Welche Emotionen über die Weitergabe von Werbevideos entscheiden
Um Werbevideos erfolgreich werden zu lassen und um keine Werbebudgets zu verschwenden, ist es wichtig zu wissen, wann Werbevideos ansteckend sind und was der Auslöser dafür ist. Eine Studie der DSG Dialog Solutions GmbH ist der Frage nachgegangen, welche Emotionen die Weitergabe von Online-Videos durch Konsumenten fördern. Hauptverantwortlich für das ansteckende Potenzial, also die Viralität eines Videos, ist, dass der Betrachter einbezogen wird; die Experten sprechen vom situativen Involvement des Users. Die wirksamsten emotionalen Auslöser für den Grad des Involvements sind nicht etwa Humor oder Fröhlichkeit, sondern Angst und Zorn. Diese Emotionen liefern die stärksten Handlungsimpulse.
Angst und Zorn erfüllen die Konsumentenmotive Risikominimierung und Verbündung (Gemeinsamkeit stärkt). Sie regen zum Austausch an. Je stärker hingegen Zufriedenheit oder Fröhlichkeit durch ein Online-Video aktiviert werden, desto geringer ist die Wahrscheinlichkeit, dass der Konsument es mit anderen teilt.

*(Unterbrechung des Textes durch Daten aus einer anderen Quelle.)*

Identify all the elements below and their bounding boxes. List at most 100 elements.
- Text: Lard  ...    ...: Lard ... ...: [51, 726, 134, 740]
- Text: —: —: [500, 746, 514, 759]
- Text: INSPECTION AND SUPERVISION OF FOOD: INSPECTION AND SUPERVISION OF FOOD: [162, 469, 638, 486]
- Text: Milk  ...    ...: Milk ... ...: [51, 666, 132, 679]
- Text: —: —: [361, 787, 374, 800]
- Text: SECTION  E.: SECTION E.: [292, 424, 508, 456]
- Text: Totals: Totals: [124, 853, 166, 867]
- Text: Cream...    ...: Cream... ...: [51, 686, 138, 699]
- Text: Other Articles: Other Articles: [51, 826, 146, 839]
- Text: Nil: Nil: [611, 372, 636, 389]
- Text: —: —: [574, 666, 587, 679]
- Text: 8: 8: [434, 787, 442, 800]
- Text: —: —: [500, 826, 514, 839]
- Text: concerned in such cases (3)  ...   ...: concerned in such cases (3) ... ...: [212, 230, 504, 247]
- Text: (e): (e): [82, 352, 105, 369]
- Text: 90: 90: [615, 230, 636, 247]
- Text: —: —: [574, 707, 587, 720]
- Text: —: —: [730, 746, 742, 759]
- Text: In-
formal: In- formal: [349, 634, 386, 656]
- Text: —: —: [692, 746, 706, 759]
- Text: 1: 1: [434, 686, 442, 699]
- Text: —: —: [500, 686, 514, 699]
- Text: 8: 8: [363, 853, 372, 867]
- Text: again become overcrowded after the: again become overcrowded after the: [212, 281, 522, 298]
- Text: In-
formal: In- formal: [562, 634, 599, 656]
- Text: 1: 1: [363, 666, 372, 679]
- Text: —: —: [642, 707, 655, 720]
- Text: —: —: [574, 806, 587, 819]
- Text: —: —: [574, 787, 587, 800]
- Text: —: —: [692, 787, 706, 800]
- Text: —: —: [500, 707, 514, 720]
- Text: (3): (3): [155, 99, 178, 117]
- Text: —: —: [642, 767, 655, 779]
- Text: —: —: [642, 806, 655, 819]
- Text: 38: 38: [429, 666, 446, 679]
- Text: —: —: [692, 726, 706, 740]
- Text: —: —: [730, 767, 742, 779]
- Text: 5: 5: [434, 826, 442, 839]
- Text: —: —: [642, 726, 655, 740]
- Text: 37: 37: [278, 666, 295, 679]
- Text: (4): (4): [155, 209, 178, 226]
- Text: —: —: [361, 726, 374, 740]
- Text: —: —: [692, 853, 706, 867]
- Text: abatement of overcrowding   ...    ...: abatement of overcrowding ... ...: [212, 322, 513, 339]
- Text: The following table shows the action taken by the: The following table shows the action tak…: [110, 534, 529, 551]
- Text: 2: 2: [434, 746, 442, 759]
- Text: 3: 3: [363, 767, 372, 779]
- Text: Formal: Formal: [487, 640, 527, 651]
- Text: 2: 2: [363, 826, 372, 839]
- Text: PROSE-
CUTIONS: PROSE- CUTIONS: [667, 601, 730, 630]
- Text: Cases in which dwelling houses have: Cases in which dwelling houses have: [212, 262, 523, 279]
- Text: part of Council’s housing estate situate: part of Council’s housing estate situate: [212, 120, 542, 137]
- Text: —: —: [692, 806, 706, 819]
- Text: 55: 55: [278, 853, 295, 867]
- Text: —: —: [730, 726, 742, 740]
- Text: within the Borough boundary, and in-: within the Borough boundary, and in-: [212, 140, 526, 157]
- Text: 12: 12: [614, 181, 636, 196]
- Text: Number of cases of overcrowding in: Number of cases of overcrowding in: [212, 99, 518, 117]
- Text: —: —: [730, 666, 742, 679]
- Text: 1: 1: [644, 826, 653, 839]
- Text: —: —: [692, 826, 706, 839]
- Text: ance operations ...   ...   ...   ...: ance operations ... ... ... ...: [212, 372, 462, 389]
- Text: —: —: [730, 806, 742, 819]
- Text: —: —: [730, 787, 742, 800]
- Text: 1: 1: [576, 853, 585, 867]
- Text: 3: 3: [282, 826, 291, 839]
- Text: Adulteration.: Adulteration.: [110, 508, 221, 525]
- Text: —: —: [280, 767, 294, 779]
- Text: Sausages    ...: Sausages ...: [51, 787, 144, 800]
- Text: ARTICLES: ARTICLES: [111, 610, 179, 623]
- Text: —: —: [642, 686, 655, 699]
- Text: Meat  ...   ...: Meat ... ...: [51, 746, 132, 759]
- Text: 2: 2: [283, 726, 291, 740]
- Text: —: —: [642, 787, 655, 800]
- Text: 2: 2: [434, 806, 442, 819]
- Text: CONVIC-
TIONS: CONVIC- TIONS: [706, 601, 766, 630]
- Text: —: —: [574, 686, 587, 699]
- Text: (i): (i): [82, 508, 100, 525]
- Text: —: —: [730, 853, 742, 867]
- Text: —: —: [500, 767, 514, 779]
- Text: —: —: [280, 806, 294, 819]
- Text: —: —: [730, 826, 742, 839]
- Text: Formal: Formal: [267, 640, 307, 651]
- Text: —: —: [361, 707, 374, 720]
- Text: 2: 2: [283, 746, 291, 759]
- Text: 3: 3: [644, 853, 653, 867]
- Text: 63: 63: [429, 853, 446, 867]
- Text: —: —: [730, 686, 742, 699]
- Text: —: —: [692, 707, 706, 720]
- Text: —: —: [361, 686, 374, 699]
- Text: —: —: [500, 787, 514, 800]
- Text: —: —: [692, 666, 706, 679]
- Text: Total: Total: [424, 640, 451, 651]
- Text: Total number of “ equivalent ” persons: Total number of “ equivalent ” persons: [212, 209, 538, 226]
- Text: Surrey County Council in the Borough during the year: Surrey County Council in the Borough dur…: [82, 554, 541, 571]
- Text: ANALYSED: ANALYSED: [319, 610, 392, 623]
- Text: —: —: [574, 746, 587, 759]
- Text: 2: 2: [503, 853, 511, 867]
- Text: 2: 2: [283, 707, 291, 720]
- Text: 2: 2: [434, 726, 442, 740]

Eine interessante Achse zeigt sich außerdem zwischen negativen und positiven Emotionen: Neben Angst, Scham und Zorn fördert auch Liebe – und damit eine Form des Mitgefühls – das Involvement. Martin Dräger, Gründer und Geschäftsführer der DSG, erklärt:
"Die Trennlinie verläuft damit nicht zwischen negativen und positiven Emotionen, sondern zwischen involvierenden und wenig bewegenden Gefühlen."
Die starken Ergebnisse der Studie in Bezug auf negative Emotionen verweisen für ihn heute weniger auf die oft simplen Schockmechanismen der frühen viralen Videos, als auf bewegende Momente innerhalb kollektiv reizvoller Kommunikation. Die emotionalen Motive dahinter zu verstehen, stellt für ihn eine wichtige Aufgabe dar:
"Konsumenten, ob on- oder offline, sind zu Akteuren geworden, was die soziale Komponente von Emotionen für Marken und Unternehmen so wichtig macht."